Dallas Mayor Laura Miller infuriated staffers in Gov. Rick Perry's office last year when she complained of Dallas' evacuation overload and struggle to find shelter for Katrina evacuees. At that time, Perry spokeswoman Kathy Walt called Miller's complaints "unbelievable" and "so much whining and nay-saying" in an e-mail she sent to the governor's staff. But she's not repeating those complaints this year.

"The fact of the matter is if a community says it can't house more than a given number, there's nothing you can do to force it," she said.

Miller did not respond to a request for comment on the shelter issue Tuesday from the Chronicle.


I have to agree with Kathy Walt here - if Dallas says they can't handle more than a set number of evacuees, I don't know what you can do (short of waving money in front of them) to make them change their minds. I think they are perhaps being a little conservative in their estimate of what they can take on, and maybe part of the problem here is that "Dallas" makes up less than 40% of the Metroplex by population. Laura Miller and Kenny Shaw can't dictate to Collin County, for example, and we all know how generous they are with their resources.

It makes sense to try and secure space for the people who will need the most assistance ahead of time. It seems to me, though, that if the Governor's plan for this isn't taking into account this kind of pushback from the cities he's targeted as shelters for those folks, then his plan is fundamentally flawed. Maybe it's time to wave some money around, assuming there's anything left after the property tax cut stampede from the special session.
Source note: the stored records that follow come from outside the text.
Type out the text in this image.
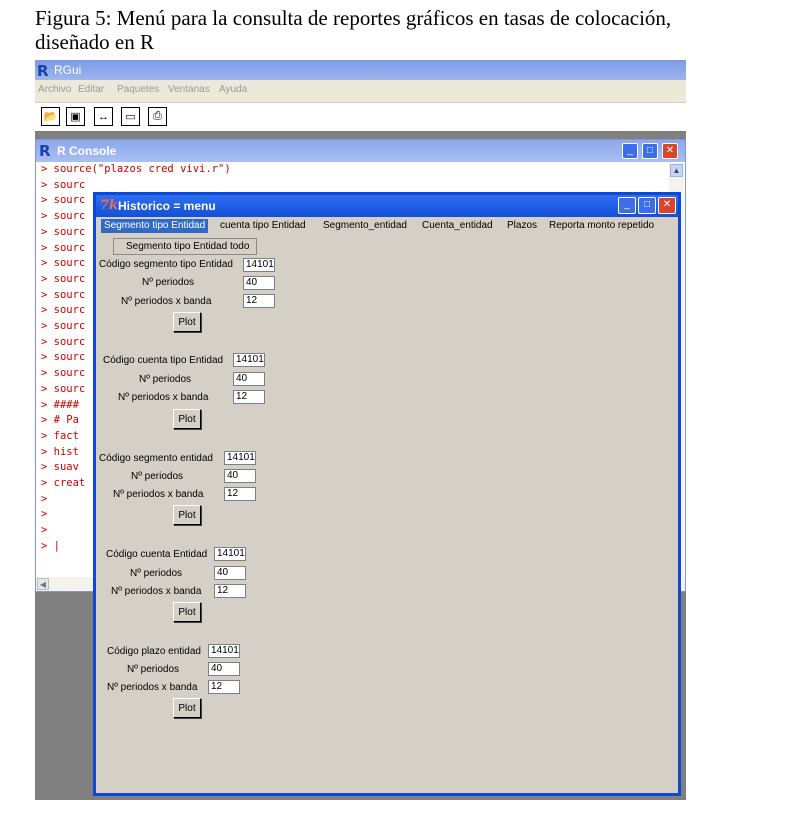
Figura 5: Menú para la consulta de reportes gráficos en tasas de colocación,
diseñado en R
R RGui
Archivo Editar Paquetes Ventanas Ayuda
📂	▣	↔	▭	⎙
R R Console	_	□	✕
> source("plazos cred vivi.r")
> sourc
> sourc
> sourc
> sourc
> sourc
> sourc
> sourc
> sourc
> sourc
> sourc
> sourc
> sourc
> sourc
> sourc
> ####
> # Pa
> fact
> hist
> suav
> creat
>
>
>
> |
▲
◀
7k Historico = menu	_	□	✕
Segmento tipo Entidad	cuenta tipo Entidad Segmento_entidad Cuenta_entidad Plazos Reporta monto repetido
Segmento tipo Entidad todo
Código segmento tipo Entidad	14101
Nº periodos	40
Nº periodos x banda	12
Plot
Código cuenta tipo Entidad	14101
Nº periodos	40
Nº periodos x banda	12
Plot
Código segmento entidad	14101
Nº periodos	40
Nº periodos x banda	12
Plot
Código cuenta Entidad 14101
Nº periodos	40
Nº periodos x banda	12
Plot
Código plazo entidad	14101
Nº periodos	40
Nº periodos x banda	12
Plot
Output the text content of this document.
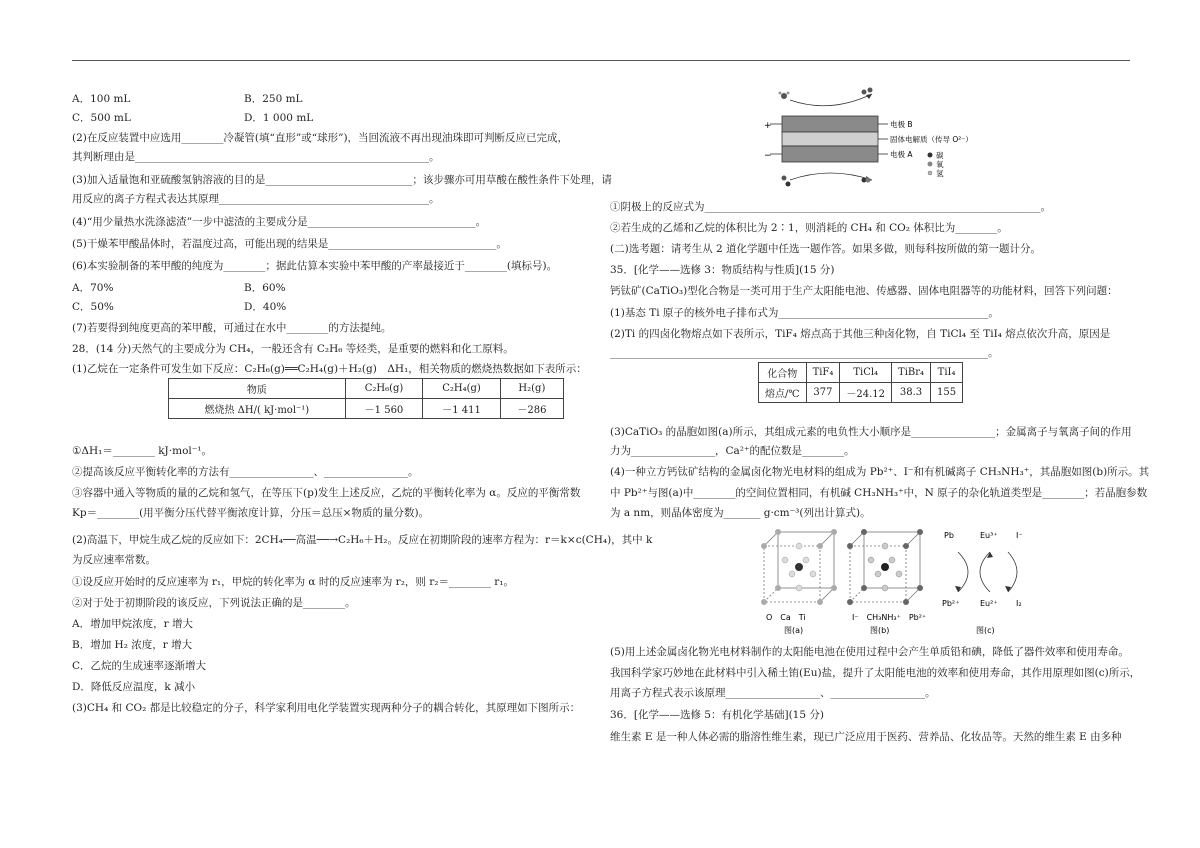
A．100 mL	B．250 mL
C．500 mL	D．1 000 mL
(2)在反应装置中应选用________冷凝管(填“直形”或“球形”)，当回流液不再出现油珠即可判断反应已完成，
其判断理由是________________________________________________________。
(3)加入适量饱和亚硫酸氢钠溶液的目的是____________________________；该步骤亦可用草酸在酸性条件下处理，请
用反应的离子方程式表达其原理________________________________________。
(4)“用少量热水洗涤滤渣”一步中滤渣的主要成分是________________________________。
(5)干燥苯甲酸晶体时，若温度过高，可能出现的结果是________________________________。
(6)本实验制备的苯甲酸的纯度为________；据此估算本实验中苯甲酸的产率最接近于________(填标号)。
A．70%	B．60%
C．50%	D．40%
(7)若要得到纯度更高的苯甲酸，可通过在水中________的方法提纯。
28．(14 分)天然气的主要成分为 CH₄，一般还含有 C₂H₆ 等烃类，是重要的燃料和化工原料。
(1)乙烷在一定条件可发生如下反应：C₂H₆(g)══C₂H₄(g)＋H₂(g)　ΔH₁，相关物质的燃烧热数据如下表所示：
物质	C₂H₆(g)	C₂H₄(g)	H₂(g)
燃烧热 ΔH/( kJ·mol⁻¹)	－1 560	－1 411	－286
①ΔH₁＝________ kJ·mol⁻¹。
②提高该反应平衡转化率的方法有________________、________________。
③容器中通入等物质的量的乙烷和氢气，在等压下(p)发生上述反应，乙烷的平衡转化率为 α。反应的平衡常数
Kp＝________(用平衡分压代替平衡浓度计算，分压＝总压×物质的量分数)。
(2)高温下，甲烷生成乙烷的反应如下：2CH₄──高温──→C₂H₆＋H₂。反应在初期阶段的速率方程为：r＝k×c(CH₄)，其中 k
为反应速率常数。
①设反应开始时的反应速率为 r₁，甲烷的转化率为 α 时的反应速率为 r₂，则 r₂＝________ r₁。
②对于处于初期阶段的该反应，下列说法正确的是________。
A．增加甲烷浓度，r 增大
B．增加 H₂ 浓度，r 增大
C．乙烷的生成速率逐渐增大
D．降低反应温度，k 减小
(3)CH₄ 和 CO₂ 都是比较稳定的分子，科学家利用电化学装置实现两种分子的耦合转化，其原理如下图所示：
+
−
电极 B
固体电解质（传导 O²⁻）
电极 A	碳
氧
氢
①阴极上的反应式为________________________________________________________________。
②若生成的乙烯和乙烷的体积比为 2∶1，则消耗的 CH₄ 和 CO₂ 体积比为________。
(二)选考题：请考生从 2 道化学题中任选一题作答。如果多做，则每科按所做的第一题计分。
35．[化学——选修 3：物质结构与性质](15 分)
钙钛矿(CaTiO₃)型化合物是一类可用于生产太阳能电池、传感器、固体电阻器等的功能材料，回答下列问题：
(1)基态 Ti 原子的核外电子排布式为________________________________________。
(2)Ti 的四卤化物熔点如下表所示，TiF₄ 熔点高于其他三种卤化物，自 TiCl₄ 至 TiI₄ 熔点依次升高，原因是
________________________________________________________________________。
化合物	TiF₄	TiCl₄	TiBr₄	TiI₄
熔点/℃	377	－24.12	38.3	155
(3)CaTiO₃ 的晶胞如图(a)所示，其组成元素的电负性大小顺序是________________；金属离子与氧离子间的作用
力为________________，Ca²⁺的配位数是________。
(4)一种立方钙钛矿结构的金属卤化物光电材料的组成为 Pb²⁺、I⁻和有机碱离子 CH₃NH₃⁺，其晶胞如图(b)所示。其
中 Pb²⁺与图(a)中________的空间位置相同，有机碱 CH₃NH₃⁺中，N 原子的杂化轨道类型是________；若晶胞参数
为 a nm，则晶体密度为_______ g·cm⁻³(列出计算式)。
Pb	Eu³⁺ I⁻
Pb²⁺	Eu²⁺ I₂
O　Ca　Ti	I⁻　CH₃NH₃⁺　Pb²⁺
图(a)	图(b)	图(c)
(5)用上述金属卤化物光电材料制作的太阳能电池在使用过程中会产生单质铅和碘，降低了器件效率和使用寿命。
我国科学家巧妙地在此材料中引入稀土铕(Eu)盐，提升了太阳能电池的效率和使用寿命，其作用原理如图(c)所示，
用离子方程式表示该原理__________________、__________________。
36．[化学——选修 5：有机化学基础](15 分)
维生素 E 是一种人体必需的脂溶性维生素，现已广泛应用于医药、营养品、化妆品等。天然的维生素 E 由多种
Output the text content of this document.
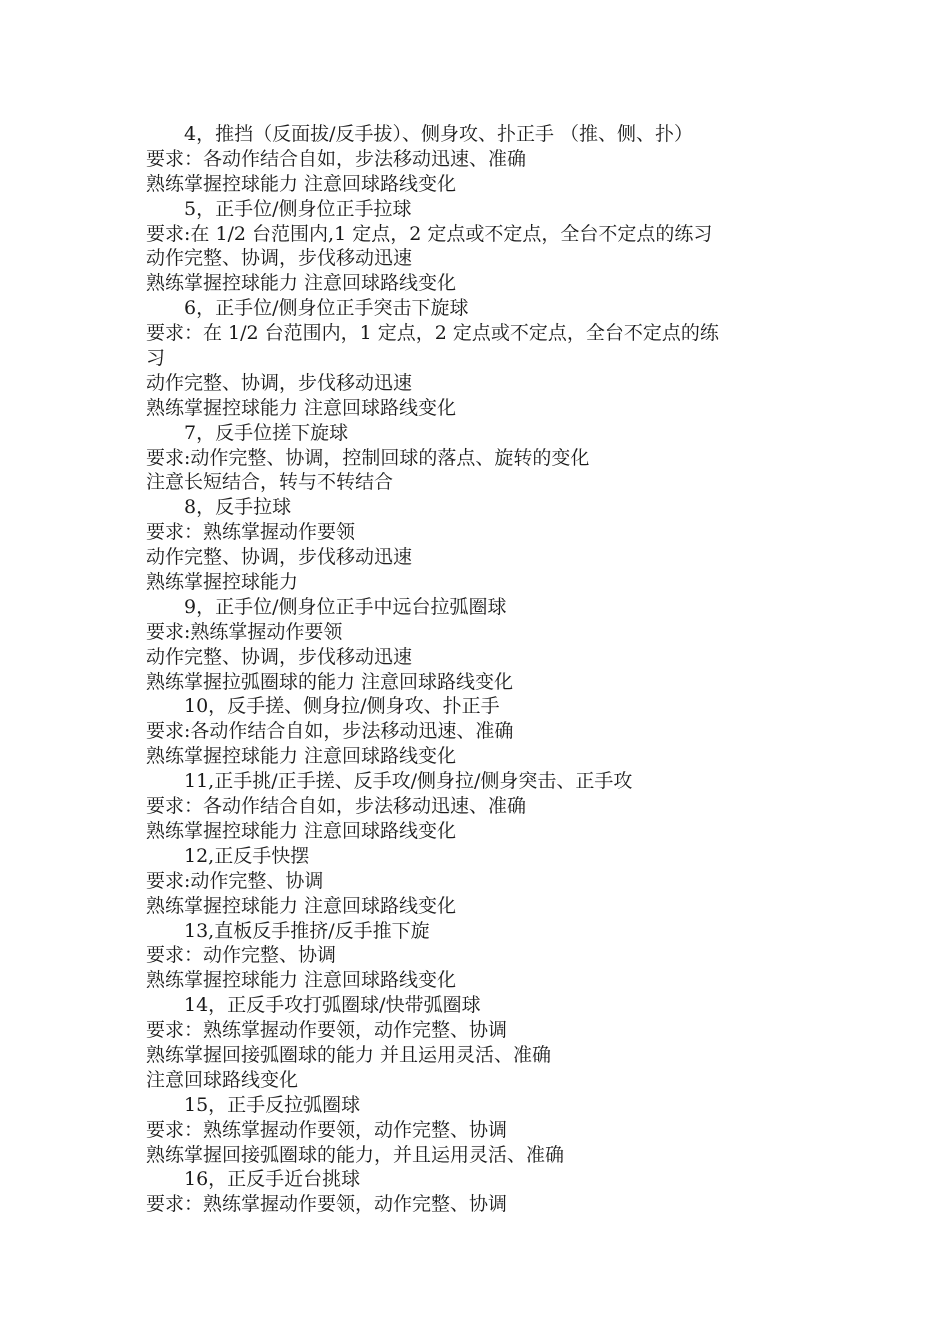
4，推挡（反面拔/反手拔）、侧身攻、扑正手 （推、侧、扑）
要求：各动作结合自如，步法移动迅速、准确
熟练掌握控球能力 注意回球路线变化
5，正手位/侧身位正手拉球
要求:在 1/2 台范围内,1 定点，2 定点或不定点，全台不定点的练习
动作完整、协调，步伐移动迅速
熟练掌握控球能力 注意回球路线变化
6，正手位/侧身位正手突击下旋球
要求：在 1/2 台范围内，1 定点，2 定点或不定点，全台不定点的练
习
动作完整、协调，步伐移动迅速
熟练掌握控球能力 注意回球路线变化
7，反手位搓下旋球
要求:动作完整、协调，控制回球的落点、旋转的变化
注意长短结合，转与不转结合
8，反手拉球
要求：熟练掌握动作要领
动作完整、协调，步伐移动迅速
熟练掌握控球能力
9，正手位/侧身位正手中远台拉弧圈球
要求:熟练掌握动作要领
动作完整、协调，步伐移动迅速
熟练掌握拉弧圈球的能力 注意回球路线变化
10，反手搓、侧身拉/侧身攻、扑正手
要求:各动作结合自如，步法移动迅速、准确
熟练掌握控球能力 注意回球路线变化
11,正手挑/正手搓、反手攻/侧身拉/侧身突击、正手攻
要求：各动作结合自如，步法移动迅速、准确
熟练掌握控球能力 注意回球路线变化
12,正反手快摆
要求:动作完整、协调
熟练掌握控球能力 注意回球路线变化
13,直板反手推挤/反手推下旋
要求：动作完整、协调
熟练掌握控球能力 注意回球路线变化
14，正反手攻打弧圈球/快带弧圈球
要求：熟练掌握动作要领，动作完整、协调
熟练掌握回接弧圈球的能力 并且运用灵活、准确
注意回球路线变化
15，正手反拉弧圈球
要求：熟练掌握动作要领，动作完整、协调
熟练掌握回接弧圈球的能力，并且运用灵活、准确
16，正反手近台挑球
要求：熟练掌握动作要领，动作完整、协调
It'd be nice to get more of a Dallas perspective on this, but the Morning News just has an AP wire story that recapitulates the Chron reporting. I feel like there has to be a next move, though, what with tomorrow being Opening Day of hurricane season, so perhaps we'll see a fuller response from the Capitol shortly.

In related news, SciGuy gets medieval on the "We're all gonna die!!!" school of hurricane forecasting. Check it out.

Posted by Charles Kuffner on May 31, 2006 to Hurricane Katrina | TrackBack
Comments

And after the DMN named Houston the "Texan of the Year" for 2005 for the community's efforts to assist with Katrina.......how very Dallas of them.

Posted by: Patrick on May 31, 2006 1:32 PM

Remember Dallas is a small town and always will be

Posted by: John Tabor on May 31, 2006 3:25 PM

Can't blame them. Dallas has clearly seen what has happened to Houston crime since Katrina.

No good deed goes unpunished.

Posted by: Tim on May 31, 2006 6:22 PM

40,000 of Houston's neediest and special needs citizens are going to be the very poor, the infirmed and elderly. Guess those people won't spend too much money at whatever it is Dallasites do for fun up there.

Posted by: Marie on May 31, 2006 9:50 PM

Plus, we'd probably all be wearing non-designer clothes and driving the wrong cars. Can't have that in Big D.